Pour mieux les comprendre, appliquez ces réflexions à David. Ce roi, dans un mouvement d’orgueil, fait dénombrer son peuple, afin de pouvoir se dire avec satisfaction : « J’ai treize cent mille guerriers à mon service. » Maintenant, lorsqu’une nation voisine viendra lui déclarer la guerre, comment David pourra-t-il songer à demander à Dieu de venir à son secours, lui si fier de son peuple et si confiant en ses treize cent mille soldats ? Au lieu d’implorer la force du Seigneur, ne sera-t-il pas induit à négliger les précautions qu’il aurait crues nécessaires avec une armée plus faible ? Par cela même qu’il s’estime puissant, ne sera-t-il pas tenté de courir à la rencontre de l’ennemi ? ne sera-t-il pas plus prodigue de la vie de soldats qu’il voit si nombreux ? et, comptant sur leur force, ne déploiera-t-il pas lui-même moins de valeur ? Voilà donc la pensée de sa grandeur qui porte David à négliger les secours d’un Dieu dont il ne sent pas le besoin, à prodiguer les vies d’hommes qu’il voit si nombreux, et à négliger même son propre génie, qu’il juge ici plus que suffisant. Ainsi, il oublie son Dieu, expose ses semblables et s’affaiblit lui-même, uniquement parce qu’il est orgueilleux.

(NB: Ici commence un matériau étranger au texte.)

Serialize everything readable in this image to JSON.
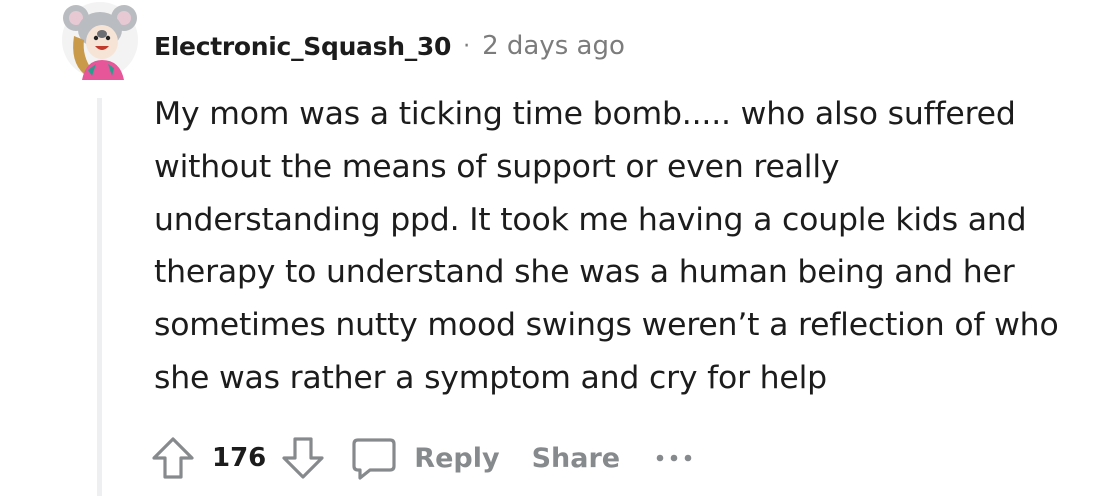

Mais laissons là David, et regardons le pharisien montant au Temple à côté du péager. Il ne prie pas, remarquez-le bien : il ne prie pas ; au contraire, il rend grâce, c’est-à-dire qu’il ne pense pas avoir à parler de ce qui lui manque, mais uniquement de ce qu’il possède.

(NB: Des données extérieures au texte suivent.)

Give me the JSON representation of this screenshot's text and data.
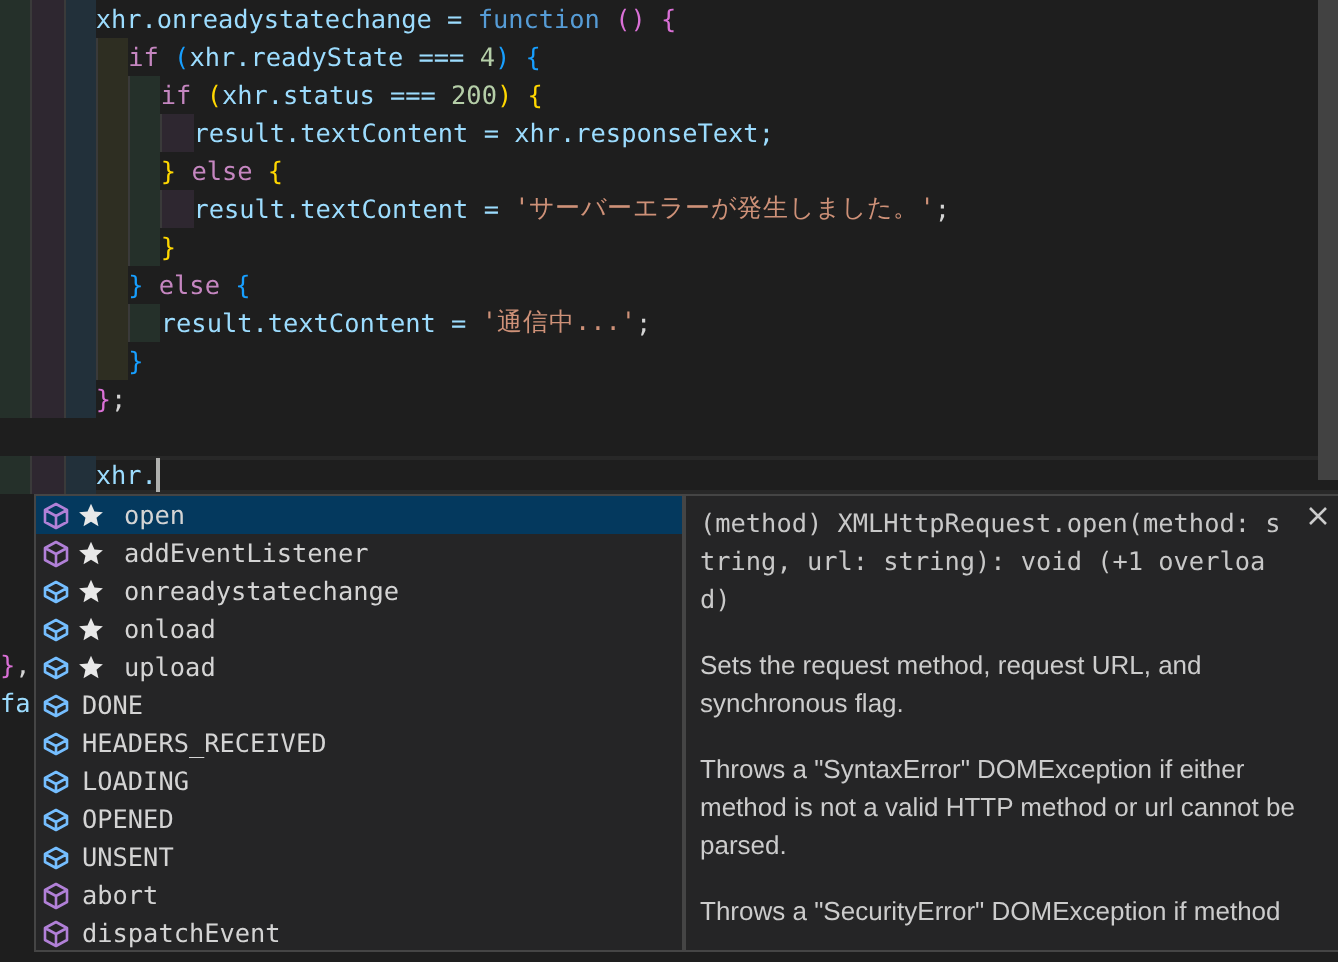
{
  "editor": {
    "lines": [
      {
        "tokens": [
          {
            "t": "      xhr.onreadystatechange = ",
            "color": "#9cdcfe"
          },
          {
            "t": "function ",
            "color": "#569cd6"
          },
          {
            "t": "() {",
            "color": "#da70d6"
          }
        ]
      },
      {
        "tokens": [
          {
            "t": "        if ",
            "color": "#c586c0"
          },
          {
            "t": "(",
            "color": "#179fff"
          },
          {
            "t": "xhr.readyState === ",
            "color": "#9cdcfe"
          },
          {
            "t": "4",
            "color": "#b5cea8"
          },
          {
            "t": ") {",
            "color": "#179fff"
          }
        ]
      },
      {
        "tokens": [
          {
            "t": "          if ",
            "color": "#c586c0"
          },
          {
            "t": "(",
            "color": "#ffd700"
          },
          {
            "t": "xhr.status === ",
            "color": "#9cdcfe"
          },
          {
            "t": "200",
            "color": "#b5cea8"
          },
          {
            "t": ") {",
            "color": "#ffd700"
          }
        ]
      },
      {
        "tokens": [
          {
            "t": "            result.textContent = xhr.responseText;",
            "color": "#9cdcfe"
          }
        ]
      },
      {
        "tokens": [
          {
            "t": "          } ",
            "color": "#ffd700"
          },
          {
            "t": "else ",
            "color": "#c586c0"
          },
          {
            "t": "{",
            "color": "#ffd700"
          }
        ]
      },
      {
        "tokens": [
          {
            "t": "            result.textContent = ",
            "color": "#9cdcfe"
          },
          {
            "t": "'サーバーエラーが発生しました。'",
            "color": "#ce9178"
          },
          {
            "t": ";",
            "color": "#d4d4d4"
          }
        ]
      },
      {
        "tokens": [
          {
            "t": "          }",
            "color": "#ffd700"
          }
        ]
      },
      {
        "tokens": [
          {
            "t": "        } ",
            "color": "#179fff"
          },
          {
            "t": "else ",
            "color": "#c586c0"
          },
          {
            "t": "{",
            "color": "#179fff"
          }
        ]
      },
      {
        "tokens": [
          {
            "t": "          result.textContent = ",
            "color": "#9cdcfe"
          },
          {
            "t": "'通信中...'",
            "color": "#ce9178"
          },
          {
            "t": ";",
            "color": "#d4d4d4"
          }
        ]
      },
      {
        "tokens": [
          {
            "t": "        }",
            "color": "#179fff"
          }
        ]
      },
      {
        "tokens": [
          {
            "t": "      }",
            "color": "#da70d6"
          },
          {
            "t": ";",
            "color": "#d4d4d4"
          }
        ]
      }
    ],
    "current_line": {
      "tokens": [
        {
          "t": "      xhr.",
          "color": "#9cdcfe"
        }
      ],
      "cursor": true
    },
    "lines_beside_popup": [
      {
        "tokens": [
          {
            "t": "}",
            "color": "#da70d6"
          },
          {
            "t": ",",
            "color": "#d4d4d4"
          }
        ]
      },
      {
        "tokens": [
          {
            "t": "fa",
            "color": "#9cdcfe"
          }
        ]
      }
    ]
  },
  "suggestions": [
    {
      "label": "open",
      "kind": "method",
      "starred": true,
      "selected": true
    },
    {
      "label": "addEventListener",
      "kind": "method",
      "starred": true,
      "selected": false
    },
    {
      "label": "onreadystatechange",
      "kind": "field",
      "starred": true,
      "selected": false
    },
    {
      "label": "onload",
      "kind": "field",
      "starred": true,
      "selected": false
    },
    {
      "label": "upload",
      "kind": "field",
      "starred": true,
      "selected": false
    },
    {
      "label": "DONE",
      "kind": "field",
      "starred": false,
      "selected": false
    },
    {
      "label": "HEADERS_RECEIVED",
      "kind": "field",
      "starred": false,
      "selected": false
    },
    {
      "label": "LOADING",
      "kind": "field",
      "starred": false,
      "selected": false
    },
    {
      "label": "OPENED",
      "kind": "field",
      "starred": false,
      "selected": false
    },
    {
      "label": "UNSENT",
      "kind": "field",
      "starred": false,
      "selected": false
    },
    {
      "label": "abort",
      "kind": "method",
      "starred": false,
      "selected": false
    },
    {
      "label": "dispatchEvent",
      "kind": "method",
      "starred": false,
      "selected": false
    }
  ],
  "details": {
    "signature": "(method) XMLHttpRequest.open(method: string, url: string): void (+1 overload)",
    "paragraphs": [
      "Sets the request method, request URL, and synchronous flag.",
      "Throws a \"SyntaxError\" DOMException if either method is not a valid HTTP method or url cannot be parsed.",
      "Throws a \"SecurityError\" DOMException if method"
    ]
  }
}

Laissez le pharisien de jadis et venez aux pharisiens de nos jours, et vous reconnaîtrez, en regardant autour de vous, que ce sont précisément les hommes les plus satisfaits d’eux-mêmes qui rejettent le plus vivement l’Évangile de grâce, comme ce sont eux qui prient le moins, ou plutôt qui ne prient pas ; remarquez que ce sont les orgueilleux qui, dans la société, sont les hommes les plus insupportables, par des défauts imperceptibles à leurs yeux et choquants pour tout le monde. Allez dire à cet homme qui se prétend honnête, qu’il doit se convertir ; il vous répondra que vous l’insultez ! Et comment voudriez-vous qu’un être qui raconte tous les jours ses hauts faits d’intelligence, de moralité, de dévouement, pût en même temps imaginer qu’il a des progrès à faire en intelligence, en moralité, en dévouement ? Comment un homme qui met sa gloire à bien parler, à bien se vêtir, à bien se présenter, et dans mille autres niaiseries, serait-il capable d’élever son esprit jusqu’à la notion du beau et de la sainteté ? Enfin, comment un homme qui tient plus à l’opinion de ses semblables qu’à la sienne ; plus à la sienne qu’à celle de Dieu ; un homme qui s’efforce ainsi de mettre l’apparence à la place de la réalité et de s’abuser lui-même, comment voulez-vous qu’un tel homme songe à se sanctifier ? Impossible, impossible, mille fois impossible ! Et vous allez voir qu’il lui sera tout aussi impossible d’aimer.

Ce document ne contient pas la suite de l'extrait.